Tra l’istinto e la ragione nasce da un’immagine semplice e potentissima: una bilancia. Da un lato l’impulso, dall’altro il controllo. Fil non tenta mai di farla restare ferma: accetta lo sbilanciamento come condizione naturale dell’essere umano e costruisce un disco che vive di oscillazioni, cambi di ritmo, scarti emotivi.
La title track “Tra l’istinto e la ragione” apre l’album come un manifesto narrativo. Il viaggio diventa strumento di conoscenza: lontano dai riferimenti abituali, l’istinto guida, ma la distanza riaccende un amore passato fino a confondere la lucidità. È una partenza sospesa, che mette subito a fuoco il conflitto centrale.
In “Naturalmente ritorni” il tema della ciclicità prende forma. Il pensiero torna senza essere chiamato, come un riflesso involontario. La ragione comprende, accetta, ma non riesce a impedire all’istinto di soffrire. È una canzone che racconta la resa consapevole di fronte a ciò che non può essere controllato.
“Il giardino dell’amore” sposta il racconto in una dimensione simbolica. Allontanarsi dalla città significa cercare una cura, ma il giardino non è un luogo innocente: è attraversato dal compromesso, dal dialogo con il lato oscuro delle emozioni. Qui l’amore non salva, ma trasforma.
Con “L’artefice” Fil introduce una delle riflessioni più lucide del disco: quanto siamo responsabili di ciò che critichiamo? Il brano non accusa, ma obbliga a guardarsi allo specchio, suggerendo che il cambiamento passa prima dalla trasformazione individuale.
“Spettatori” allarga lo sguardo alla dimensione collettiva. Le guerre diventano immagini su uno schermo, eventi consumabili, mentre l’indignazione si dissolve nella distanza. Il brano fotografa un’epoca in cui partecipare sembra impossibile e restare a guardare diventa una colpa silenziosa.
Il tono cambia con “Sospiro”, uno dei momenti più intimi dell’album. È una canzone costruita sull’attesa, sul ricordo, sul desiderio che resta sospeso. L’amore qui è evocato più che vissuto, respirato più che afferrato.
“Vera” racconta l’incontro come possibilità autentica. Non c’è strategia, non c’è seduzione forzata: solo sguardi, corpi, presenza. È una delle tracce più mature nella visione sentimentale dell’intero lavoro.
“XXX Lovers” rompe l’equilibrio e si abbandona all’istinto puro. I corpi diventano linguaggio, la passione è immediata, senza mediazioni emotive o morali. La bilancia pende decisamente dalla parte dell’impulso.
In “Timida luna” la poesia notturna si incrina. La rabbia prende il sopravvento, la sensibilità svanisce, resta solo un grido di libertà che ha il sapore della frustrazione.
“Controcorrente” riporta una luce improvvisa nel racconto. Un incontro inatteso riaccende la voglia di amare e di confrontarsi, mettendo in dialogo universi diversi senza annullarli.
Con “Hey Babe” riaffiorano le fragilità. Le insicurezze minano la relazione, trasformando la paura di perdere in distanza emotiva.
“Dicembre” osserva il mondo rallentare. L’inverno, la nebbia, la natura spoglia diventano metafora di un tempo interiore sospeso, in cui fermarsi è necessario per capire.

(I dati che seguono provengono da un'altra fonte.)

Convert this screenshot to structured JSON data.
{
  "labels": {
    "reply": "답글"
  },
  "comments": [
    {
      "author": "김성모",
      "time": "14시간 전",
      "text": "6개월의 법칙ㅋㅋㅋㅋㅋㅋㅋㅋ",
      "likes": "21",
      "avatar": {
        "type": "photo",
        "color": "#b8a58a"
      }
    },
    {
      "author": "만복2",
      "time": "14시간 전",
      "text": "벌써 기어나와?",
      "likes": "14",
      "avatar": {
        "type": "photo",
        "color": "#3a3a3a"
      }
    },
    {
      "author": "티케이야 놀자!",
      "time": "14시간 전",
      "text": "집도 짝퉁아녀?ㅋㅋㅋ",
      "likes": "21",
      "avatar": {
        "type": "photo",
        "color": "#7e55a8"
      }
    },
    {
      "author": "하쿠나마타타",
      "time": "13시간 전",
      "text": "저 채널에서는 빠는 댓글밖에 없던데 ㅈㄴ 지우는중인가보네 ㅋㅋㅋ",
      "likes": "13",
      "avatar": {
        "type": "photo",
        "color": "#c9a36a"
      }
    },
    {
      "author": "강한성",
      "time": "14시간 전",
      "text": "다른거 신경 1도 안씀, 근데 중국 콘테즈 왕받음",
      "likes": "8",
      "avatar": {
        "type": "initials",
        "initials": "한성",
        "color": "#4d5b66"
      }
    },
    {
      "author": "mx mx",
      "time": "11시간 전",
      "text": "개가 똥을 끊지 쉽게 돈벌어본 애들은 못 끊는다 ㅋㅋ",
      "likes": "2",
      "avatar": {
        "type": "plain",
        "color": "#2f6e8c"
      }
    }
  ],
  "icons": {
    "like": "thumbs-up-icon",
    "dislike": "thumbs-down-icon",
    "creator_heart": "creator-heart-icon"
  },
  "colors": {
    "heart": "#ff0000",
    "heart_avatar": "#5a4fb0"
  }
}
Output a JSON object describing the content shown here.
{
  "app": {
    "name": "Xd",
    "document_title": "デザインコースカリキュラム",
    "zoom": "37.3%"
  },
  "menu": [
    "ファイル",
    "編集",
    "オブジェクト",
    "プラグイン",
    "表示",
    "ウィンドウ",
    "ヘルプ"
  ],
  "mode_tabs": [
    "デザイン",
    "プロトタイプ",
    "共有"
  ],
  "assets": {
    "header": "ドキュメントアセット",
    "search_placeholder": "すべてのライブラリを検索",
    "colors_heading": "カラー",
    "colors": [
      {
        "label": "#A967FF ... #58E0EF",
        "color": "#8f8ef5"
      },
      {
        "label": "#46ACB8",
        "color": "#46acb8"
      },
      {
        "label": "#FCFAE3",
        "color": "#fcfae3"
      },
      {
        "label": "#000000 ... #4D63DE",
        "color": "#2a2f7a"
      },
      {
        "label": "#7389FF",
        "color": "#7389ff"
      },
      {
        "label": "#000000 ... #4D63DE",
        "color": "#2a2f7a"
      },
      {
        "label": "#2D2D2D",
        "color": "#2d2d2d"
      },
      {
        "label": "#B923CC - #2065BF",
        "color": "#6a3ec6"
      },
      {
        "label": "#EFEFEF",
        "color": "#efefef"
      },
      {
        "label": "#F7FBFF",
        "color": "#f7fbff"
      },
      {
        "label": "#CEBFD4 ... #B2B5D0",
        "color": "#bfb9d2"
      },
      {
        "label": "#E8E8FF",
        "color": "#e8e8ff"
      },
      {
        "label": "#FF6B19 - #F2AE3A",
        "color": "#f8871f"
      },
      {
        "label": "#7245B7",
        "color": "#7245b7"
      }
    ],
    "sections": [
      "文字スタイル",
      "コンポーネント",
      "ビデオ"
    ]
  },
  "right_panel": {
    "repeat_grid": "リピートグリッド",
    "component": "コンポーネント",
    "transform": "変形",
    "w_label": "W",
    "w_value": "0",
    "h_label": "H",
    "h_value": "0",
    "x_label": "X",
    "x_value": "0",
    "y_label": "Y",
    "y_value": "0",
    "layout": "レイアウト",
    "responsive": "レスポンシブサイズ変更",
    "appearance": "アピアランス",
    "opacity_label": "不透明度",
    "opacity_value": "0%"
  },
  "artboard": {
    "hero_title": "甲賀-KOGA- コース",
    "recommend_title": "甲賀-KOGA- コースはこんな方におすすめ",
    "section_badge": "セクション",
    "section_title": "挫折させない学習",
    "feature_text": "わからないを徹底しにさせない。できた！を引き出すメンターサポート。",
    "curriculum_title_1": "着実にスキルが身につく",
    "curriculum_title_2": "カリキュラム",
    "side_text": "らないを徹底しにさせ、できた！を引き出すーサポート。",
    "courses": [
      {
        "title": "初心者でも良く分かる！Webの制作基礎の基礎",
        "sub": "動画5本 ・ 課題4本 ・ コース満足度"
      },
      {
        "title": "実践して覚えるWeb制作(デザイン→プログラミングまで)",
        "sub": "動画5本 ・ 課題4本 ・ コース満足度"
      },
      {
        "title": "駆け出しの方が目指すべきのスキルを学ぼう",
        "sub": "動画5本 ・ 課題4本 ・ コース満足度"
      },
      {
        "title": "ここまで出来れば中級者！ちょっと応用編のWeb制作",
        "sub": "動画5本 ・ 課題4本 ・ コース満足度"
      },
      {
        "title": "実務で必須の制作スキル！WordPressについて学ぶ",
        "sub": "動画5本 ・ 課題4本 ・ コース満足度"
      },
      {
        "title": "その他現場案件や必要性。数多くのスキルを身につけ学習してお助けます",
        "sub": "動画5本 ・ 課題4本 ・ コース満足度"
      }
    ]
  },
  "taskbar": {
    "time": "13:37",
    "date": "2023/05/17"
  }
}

La chiusura, affidata a “La scia della follia”, è disillusa e lucida. Adattarsi a un sistema fondato sull’ipocrisia e sul successo ha un prezzo, e non sempre siamo pronti a pagarlo senza perdere parti fondamentali di noi stessi.
Nel suo insieme, Tra l’istinto e la ragione è un album che vive di oscillazioni consapevoli. Fil dimostra che l’equilibrio non è uno stato da raggiungere, ma una tensione da abitare. Un disco maturo, stratificato, che trova forza proprio nella sua instabilità e che restituisce all’ascoltatore un ritratto onesto delle contraddizioni emotive contemporanee.